Mojitos. Hemingway. A guy named Fidel.
This is not a book about the Cuba you already know.
The Handsomest Man in Cuba is an intensely personal, on the road tale of what it is like to eat, drink and be cautiously merry among ordinary and extraordinary Cubans, as told by a lone traveller who can take almost everything that's flung at her and just about everything is.
From pedalling across the country on a small folding bicycle, voyaging to Trinidad with the world's worst sailor, fighting off feet-eating mosquitoes and males with mucho calor (loosely translated as a lotta hotta testosterone) and adapting to a country that hits the pause button for precisely one hour every day for a syrupy soap opera, Lynette Chiang unveils a wild and crazy land that embraces life, a little food, a lot of love, a huge family and her.
La China, as the Cubans call her, discovers a people who earn as little as $10 a month, yet refuse to accept money for help, arguing that friendship is better. Who are rationed one bread roll a person per day, but insist she take their share 'for energy'. Who might have to choose between a bottle of shampoo or food in any given month, yet who seem strangely more at peace with themselves than the average wealthy foreigner.

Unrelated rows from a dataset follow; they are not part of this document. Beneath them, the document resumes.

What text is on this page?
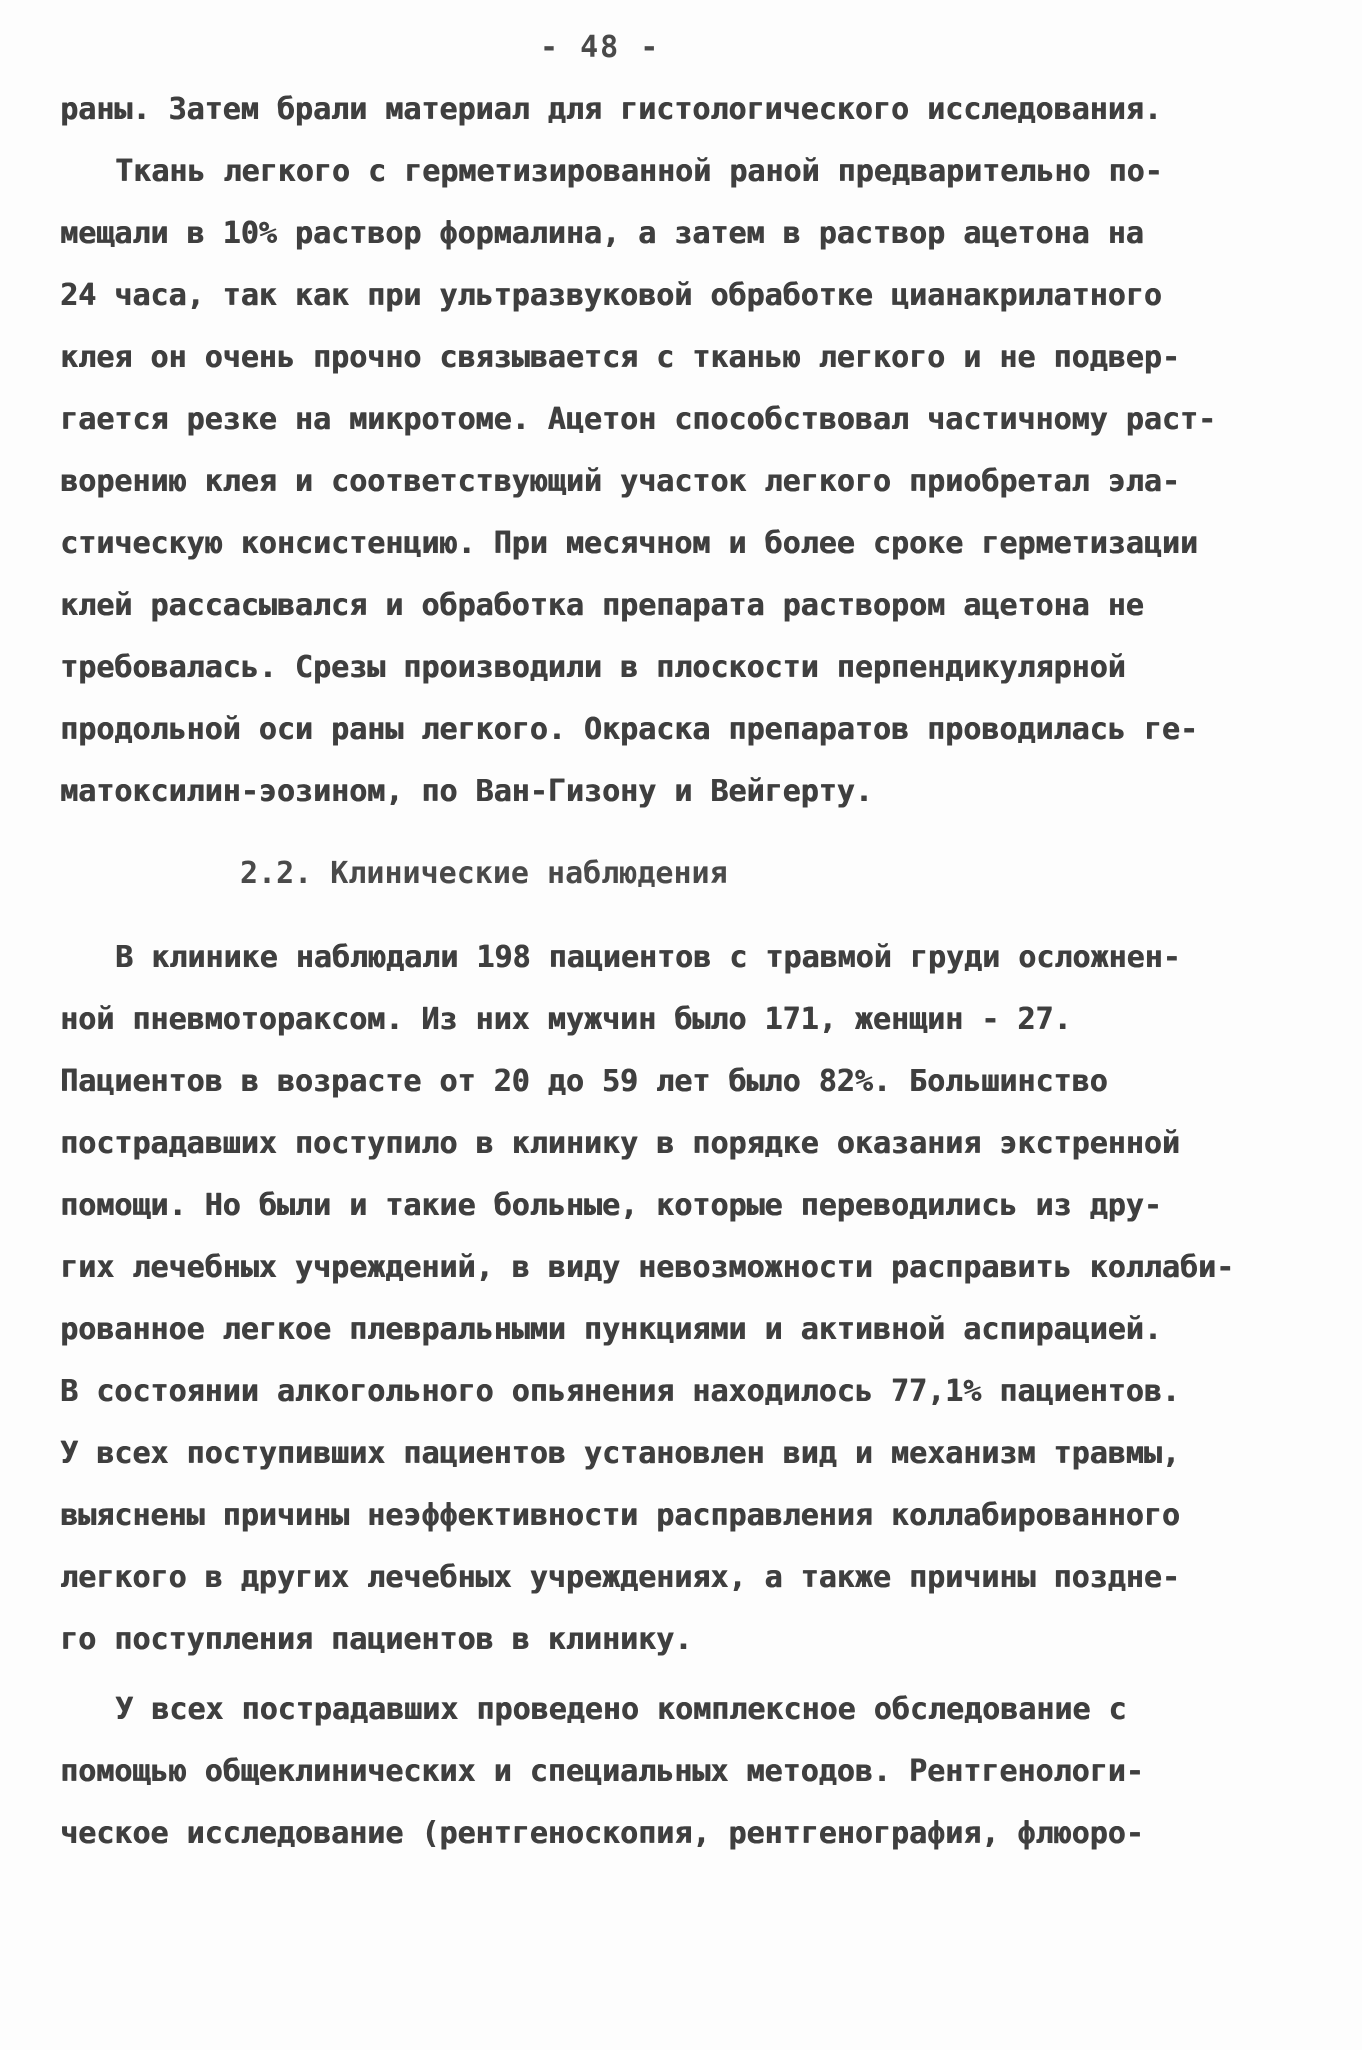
- 48 -
раны. Затем брали материал для гистологического исследования.
Ткань легкого с герметизированной раной предварительно по-
мещали в 10% раствор формалина, а затем в раствор ацетона на
24 часа, так как при ультразвуковой обработке цианакрилатного
клея он очень прочно связывается с тканью легкого и не подвер-
гается резке на микротоме. Ацетон способствовал частичному раст-
ворению клея и соответствующий участок легкого приобретал эла-
стическую консистенцию. При месячном и более сроке герметизации
клей рассасывался и обработка препарата раствором ацетона не
требовалась. Срезы производили в плоскости перпендикулярной
продольной оси раны легкого. Окраска препаратов проводилась ге-
матоксилин-эозином, по Ван-Гизону и Вейгерту.
2.2. Клинические наблюдения
В клинике наблюдали 198 пациентов с травмой груди осложнен-
ной пневмотораксом. Из них мужчин было 171, женщин - 27.
Пациентов в возрасте от 20 до 59 лет было 82%. Большинство
пострадавших поступило в клинику в порядке оказания экстренной
помощи. Но были и такие больные, которые переводились из дру-
гих лечебных учреждений, в виду невозможности расправить коллаби-
рованное легкое плевральными пункциями и активной аспирацией.
В состоянии алкогольного опьянения находилось 77,1% пациентов.
У всех поступивших пациентов установлен вид и механизм травмы,
выяснены причины неэффективности расправления коллабированного
легкого в других лечебных учреждениях, а также причины поздне-
го поступления пациентов в клинику.
У всех пострадавших проведено комплексное обследование с
помощью общеклинических и специальных методов. Рентгенологи-
ческое исследование (рентгеноскопия, рентгенография, флюоро-
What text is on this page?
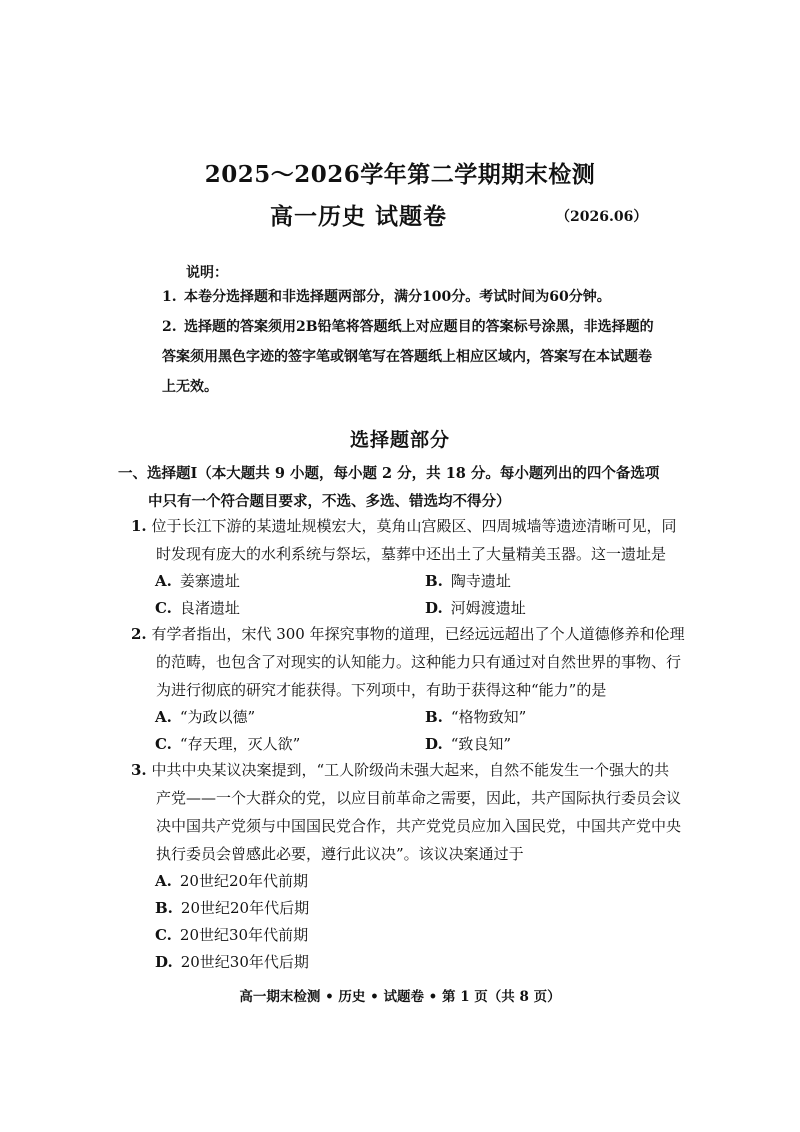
2025～2026学年第二学期期末检测
高一历史 试题卷	（2026.06）
说明：
1. 本卷分选择题和非选择题两部分，满分100分。考试时间为60分钟。
2. 选择题的答案须用2B铅笔将答题纸上对应题目的答案标号涂黑，非选择题的答案须用黑色字迹的签字笔或钢笔写在答题纸上相应区域内，答案写在本试题卷上无效。
选择题部分
一、选择题Ⅰ（本大题共 9 小题，每小题 2 分，共 18 分。每小题列出的四个备选项
中只有一个符合题目要求，不选、多选、错选均不得分）
1. 位于长江下游的某遗址规模宏大，莫角山宫殿区、四周城墙等遗迹清晰可见，同
时发现有庞大的水利系统与祭坛，墓葬中还出土了大量精美玉器。这一遗址是
A. 姜寨遗址	B. 陶寺遗址
C. 良渚遗址	D. 河姆渡遗址
2. 有学者指出，宋代 300 年探究事物的道理，已经远远超出了个人道德修养和伦理
的范畴，也包含了对现实的认知能力。这种能力只有通过对自然世界的事物、行
为进行彻底的研究才能获得。下列项中，有助于获得这种“能力”的是
A. “为政以德”	B. “格物致知”
C. “存天理，灭人欲”	D. “致良知”
3. 中共中央某议决案提到，“工人阶级尚未强大起来，自然不能发生一个强大的共
产党——一个大群众的党，以应目前革命之需要，因此，共产国际执行委员会议
决中国共产党须与中国国民党合作，共产党党员应加入国民党，中国共产党中央
执行委员会曾感此必要，遵行此议决”。该议决案通过于
A. 20世纪20年代前期
B. 20世纪20年代后期
C. 20世纪30年代前期
D. 20世纪30年代后期
高一期末检测 • 历史 • 试题卷 • 第 1 页（共 8 页）
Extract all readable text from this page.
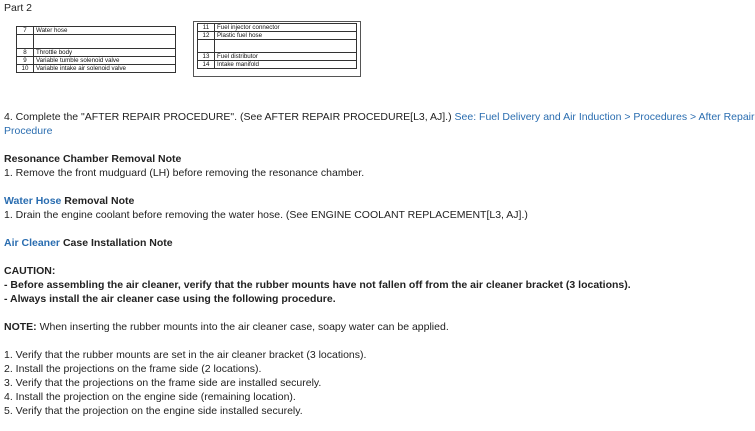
Part 2
7	Water hose

8	Throttle body
9	Variable tumble solenoid valve
10	Variable intake air solenoid valve
11	Fuel injector connector
12	Plastic fuel hose

13	Fuel distributor
14	Intake manifold
4. Complete the "AFTER REPAIR PROCEDURE". (See AFTER REPAIR PROCEDURE[L3, AJ].) See: Fuel Delivery and Air Induction > Procedures > After Repair
Procedure
Resonance Chamber Removal Note
1. Remove the front mudguard (LH) before removing the resonance chamber.
Water Hose Removal Note
1. Drain the engine coolant before removing the water hose. (See ENGINE COOLANT REPLACEMENT[L3, AJ].)
Air Cleaner Case Installation Note
CAUTION:
- Before assembling the air cleaner, verify that the rubber mounts have not fallen off from the air cleaner bracket (3 locations).
- Always install the air cleaner case using the following procedure.
NOTE: When inserting the rubber mounts into the air cleaner case, soapy water can be applied.
1. Verify that the rubber mounts are set in the air cleaner bracket (3 locations).
2. Install the projections on the frame side (2 locations).
3. Verify that the projections on the frame side are installed securely.
4. Install the projection on the engine side (remaining location).
5. Verify that the projection on the engine side installed securely.
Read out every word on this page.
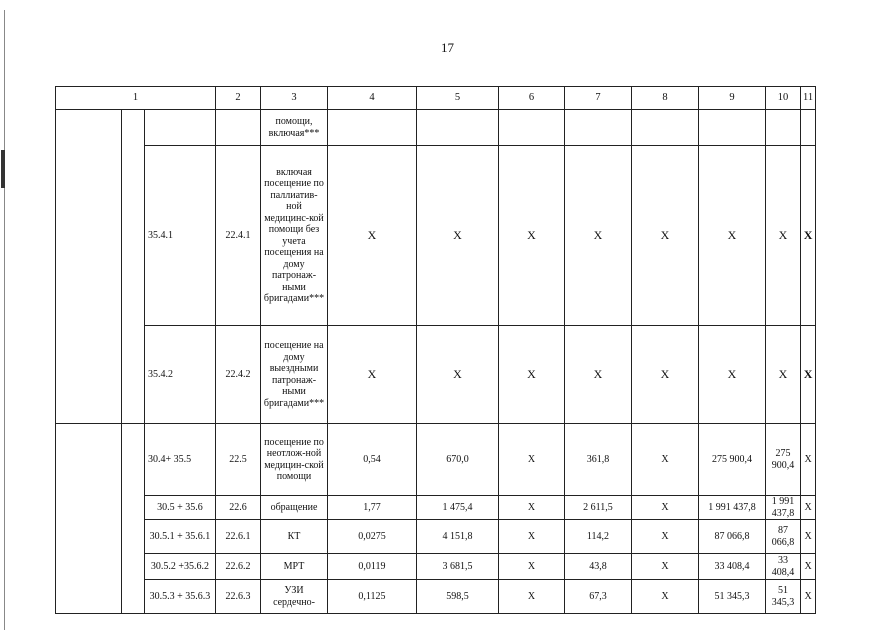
17
1			2	3	4	5	6	7	8	9	10	11
				помощи, включая***								
		35.4.1	22.4.1	включая посещение по паллиатив-ной медицинс-кой помощи без учета посещения на дому патронаж-ными бригадами***	X	X	X	X	X	X	X	X
		35.4.2	22.4.2	посещение на дому выездными патронаж-ными бригадами***	X	X	X	X	X	X	X	X
		30.4+ 35.5	22.5	посещение по неотлож-ной медицин-ской помощи	0,54	670,0	X	361,8	X	275 900,4	275 900,4	X
		30.5 + 35.6	22.6	обращение	1,77	1 475,4	X	2 611,5	X	1 991 437,8	1 991 437,8	X
		30.5.1 + 35.6.1	22.6.1	КТ	0,0275	4 151,8	X	114,2	X	87 066,8	87 066,8	X
		30.5.2 +35.6.2	22.6.2	МРТ	0,0119	3 681,5	X	43,8	X	33 408,4	33 408,4	X
		30.5.3 + 35.6.3	22.6.3	УЗИ сердечно-	0,1125	598,5	X	67,3	X	51 345,3	51 345,3	X
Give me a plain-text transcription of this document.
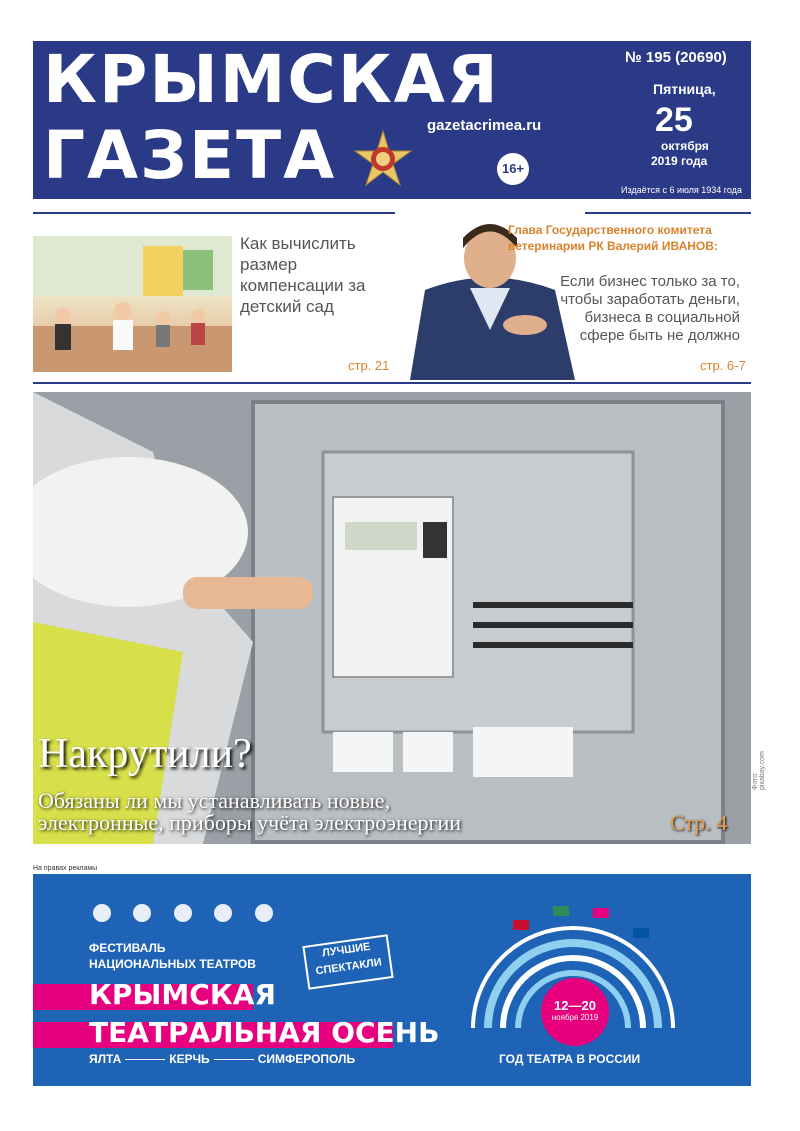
КРЫМСКАЯ
ГАЗЕТА	gazetacrimea.ru
16+
№ 195 (20690)
Пятница,
25
октября
2019 года
Издаётся с 6 июля 1934 года
Как вычислить размер компенсации за детский сад
стр. 21
Глава Государственного комитета ветеринарии РК Валерий ИВАНОВ:
Если бизнес только за то, чтобы заработать деньги, бизнеса в социальной сфере быть не должно
стр. 6-7
Накрутили?
Обязаны ли мы устанавливать новые,
электронные, приборы учёта электроэнергии	Стр. 4
Фото: pixabay.com
На правах рекламы

ФЕСТИВАЛЬ
НАЦИОНАЛЬНЫХ ТЕАТРОВ
ЛУЧШИЕ
СПЕКТАКЛИ
КРЫМСКАЯ
ТЕАТРАЛЬНАЯ ОСЕНЬ
ЯЛТА	КЕРЧЬ	СИМФЕРОПОЛЬ
12—20
ноября 2019
ГОД ТЕАТРА В РОССИИ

This is not just a story about Cuba, but about what people were like just before the world started spinning too fast to jump off.
Review
"The only time you will put it down is when you finish it." Peter Sutherland, Australian Cyclist
Review
"One of the best on-the-road travel books of this generation." Martin Stevenson, the Launceston Examiner
Review
"In the glut of Cuban travel books, this one really stands out." Caroline Baum, the Sydney Morning Herald
About the Author
At 34, Lynette Chiang fled a decent job, three-bedroom house, fastish car and a nice bloke in Sydney and, armed with a congenitally poor sense of direction, set off to see the world on a folding bicycle. Her distinguished careers include that of computer programmer, failed waitress, commis-chef, manager of a mountain-top hotel, creative director of Saatchi & Saatchi Advertising in Costa Rica and swanning about outside Windsor Castle in the freezing cold dressed as an English Lady. She has lived in enough countries to learn that to not fit in, is part of the experience. She claims she developed a personality only in the past six years.